There seems something a bit suspicious about reinterpreting someone else's intuitions for them. (Anne: "You're not really intuiting that murder is necessarily wrong." Bill: "Eh? Since when did you become a mind-reader?") Each individual is, of course, the final authority when it comes to their own intuitions. Still, there's nothing wrong with highlighting the differences between two easily conflated claims, and so encourage others to carefully re-assess whether their intuition is really of the one or the other. I think that the sorts of scenarios discussed in my post 'The Contingent Right to Life' should convince most people that the ordinary norms they've internalized only hold contingently, just as indirect utilitarians claim.

(There might be the odd absolutist holdout, but you can never convince everyone. The important thing, I take it, is to explain how consequentialism needn't be at odds with ordinary intuitions, which I think mostly just concern what moral norms apply in ordinary circumstances.)


  1. I'm of the view (sort of MacIntyre-esque) that an important part of the support underlying a disputed claim is to give a reasonable diagnosis of how people could fail to hold it, so I think this is not only legitimate, it's necessary. (On its own I don't think it's a complete response; it presupposes that the other person is actually the one making the mistake, and just answers the question, "When it seems to me that X, how could I possibly be making a mistake?" That in itself doesn't meet the criticism head-on; but it does show that the criticism is not conclusive unless certain alternative explanations are taken off the table.) So I think the example you give, that it's an understandable mistake (to think our deontological intuitions eliminate any case where the norm wouldn't apply) because a utilitarian analysis would itself show that the circumstances where it wouldn't are so extraordinarily bizarre that they can be dismissed for virtually any practical purposes, is a reasonable one, if it can be backed up by actual details.

    I don't find the Badland case particularly convincing myself, but I agree that there are probably lots of scenarios of the same general sort that could be raised to show that our ordinary intuitions on subjects like these are often practical approximations rather than precisely delineated fundamentals. That still leaves open the possibility that there might be independent reasons for thinking the intuitions on this or that point are getting very close to some real absolutist principle; but that's just to say that the playing field between the utilitarian and the deontologist is actually much more level than the deontologist was originally suggesting.

  2. I suspect So that's no reason to doubt the consequentialist's claim that there are other possible worlds, wildly different from ours, in which this norm would no longer applyFrom memory, absolutist deontologists would not necessarily disagree with this.

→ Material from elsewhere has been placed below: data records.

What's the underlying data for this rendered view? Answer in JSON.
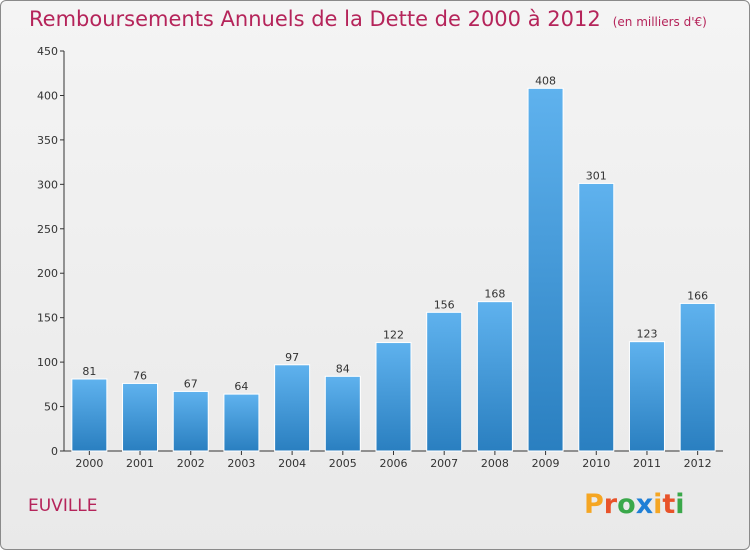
{
  "title": "Remboursements Annuels de la Dette de 2000 à 2012",
  "subtitle": "(en milliers d'€)",
  "commune": "EUVILLE",
  "logo_letters": [
    "P",
    "r",
    "o",
    "x",
    "i",
    "t",
    "i"
  ],
  "colors": {
    "title": "#b5245a",
    "bar_top": "#5fb2ee",
    "bar_bottom": "#2a7fc0",
    "axis": "#333333",
    "grid": "#d0d0d0",
    "logo": [
      "#f5a623",
      "#e8532a",
      "#3aa84a",
      "#1f7fd6",
      "#f5a623",
      "#e8532a",
      "#3aa84a"
    ]
  },
  "chart_data": {
    "type": "bar",
    "categories": [
      "2000",
      "2001",
      "2002",
      "2003",
      "2004",
      "2005",
      "2006",
      "2007",
      "2008",
      "2009",
      "2010",
      "2011",
      "2012"
    ],
    "values": [
      81,
      76,
      67,
      64,
      97,
      84,
      122,
      156,
      168,
      408,
      301,
      123,
      166
    ],
    "yticks": [
      0,
      50,
      100,
      150,
      200,
      250,
      300,
      350,
      400,
      450
    ],
    "ylim": [
      0,
      450
    ],
    "grid": false,
    "legend": "none",
    "data_labels": true
  }
}
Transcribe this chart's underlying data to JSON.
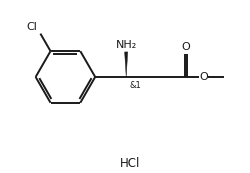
{
  "background_color": "#ffffff",
  "line_color": "#1a1a1a",
  "line_width": 1.4,
  "font_size_small": 6.5,
  "font_size_hcl": 8.5,
  "hcl_text": "HCl",
  "nh2_text": "NH₂",
  "cl_text": "Cl",
  "o_carbonyl": "O",
  "o_ester": "O",
  "and1_text": "&1",
  "figsize": [
    2.5,
    1.73
  ],
  "dpi": 100,
  "xlim": [
    0,
    10
  ],
  "ylim": [
    -1.2,
    6.0
  ]
}
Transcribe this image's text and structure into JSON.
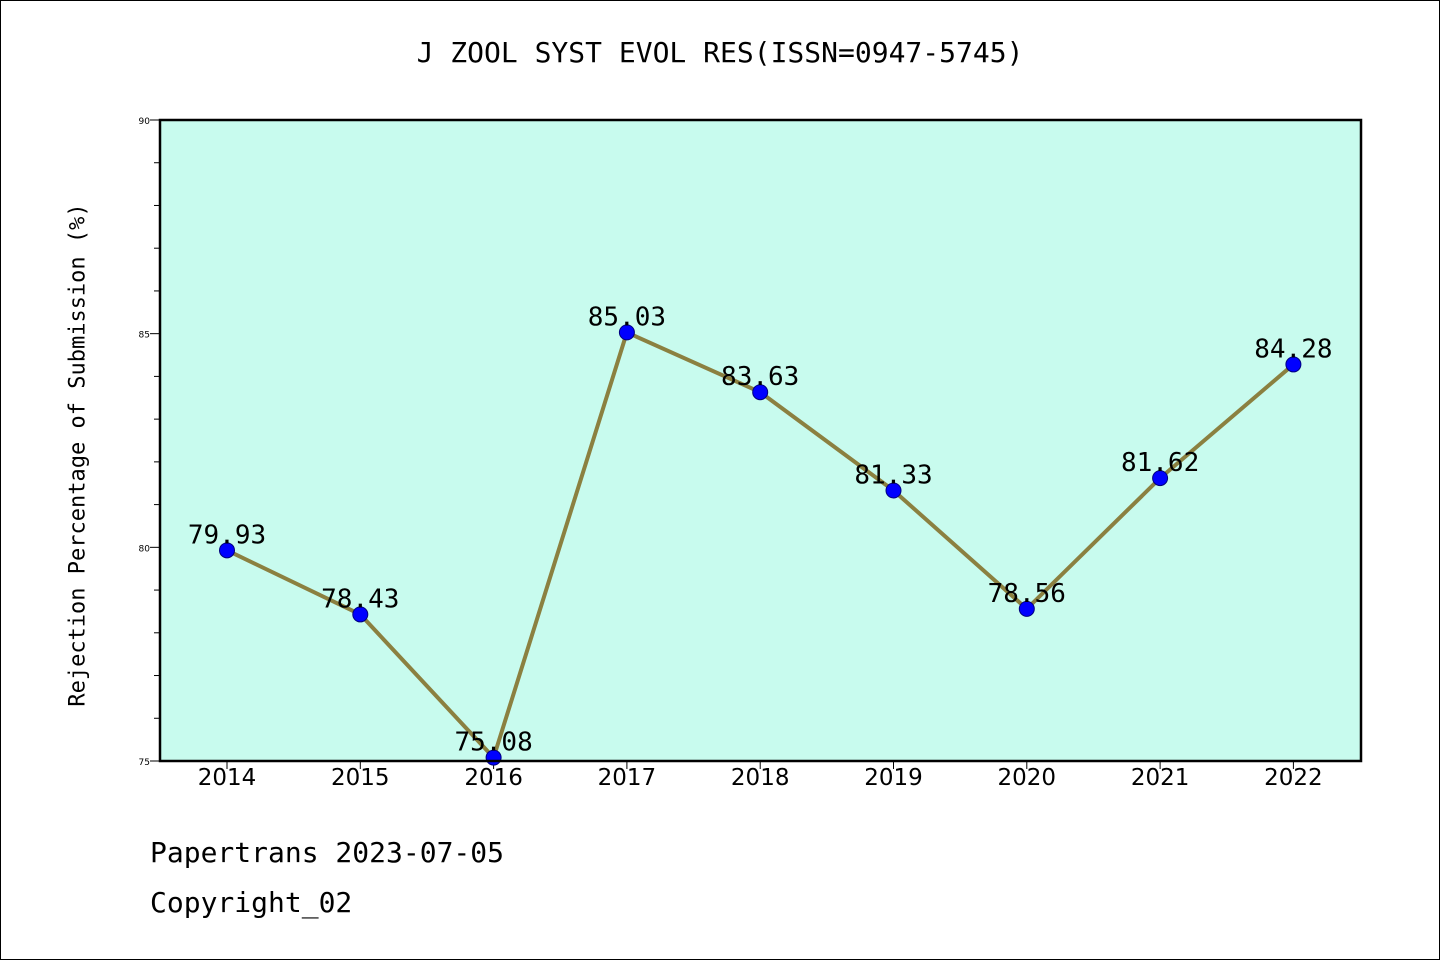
{
  "chart_data": {
    "type": "line",
    "title": "J ZOOL SYST EVOL RES(ISSN=0947-5745)",
    "xlabel": "",
    "ylabel": "Rejection Percentage of Submission (%)",
    "categories": [
      "2014",
      "2015",
      "2016",
      "2017",
      "2018",
      "2019",
      "2020",
      "2021",
      "2022"
    ],
    "series": [
      {
        "values": [
          79.93,
          78.43,
          75.08,
          85.03,
          83.63,
          81.33,
          78.56,
          81.62,
          84.28
        ],
        "labels": [
          "79.93",
          "78.43",
          "75.08",
          "85.03",
          "83.63",
          "81.33",
          "78.56",
          "81.62",
          "84.28"
        ],
        "line_color": "#8b8040",
        "marker_color": "#0000ff"
      }
    ],
    "ylim": [
      75,
      90
    ],
    "yticks": [
      "75",
      "80",
      "85",
      "90"
    ],
    "plot_background": "#c8fbee",
    "grid": false,
    "legend": "none"
  },
  "footer": {
    "line1": "Papertrans 2023-07-05",
    "line2": "Copyright_02"
  }
}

Alan Donagan is an obvious example, a absolutist Kantian, Donagan argued that purported counter examples to absolutes had to be such that they could happen in the actual world, he suggested that the rules of his system were not designed for possible worlds which differ radically from the actual world.

    I wonder if there is a confaltion between a rule being necessarily true and absolutly true in a possible world, or series of close possible worlds.

  3. Matt - yeah, that's an important distinction. Though if the deontologist acknowledges that their rules are merely contingent, it seems they'll need to turn to some other theory (e.g. consequentialism) to settle the fundamental moral question of (what criteria determine) which rules apply to which worlds.

    In any case, I guess one might press the consequentialist on whether their theory gives "proper weight" to the rules that apply to our circumstances. A rule consequentialist will obviously have no problem here. But act or 'global' consequentialists seem to understand the rules as merely having the status of rules of thumb, which might seem too weak.

    I'm not sure that ordinary people have such theoretical intuitions. I think the ordinary intuition in this vicinity is just that one ought not to be disposed to cavalierly discard moral rules whenever one thinks one has a better way to maximize happiness. But even the global/act utilitarian agrees with this. (We should do what we can to inculcate a deeper respect for the rules, since in practice this will tend to have better consequences.) Whether the correct moral theory must itself accord inherent normative significance to the rules is a rather more esoteric question that I'm not sure ordinary intuitions really speak to.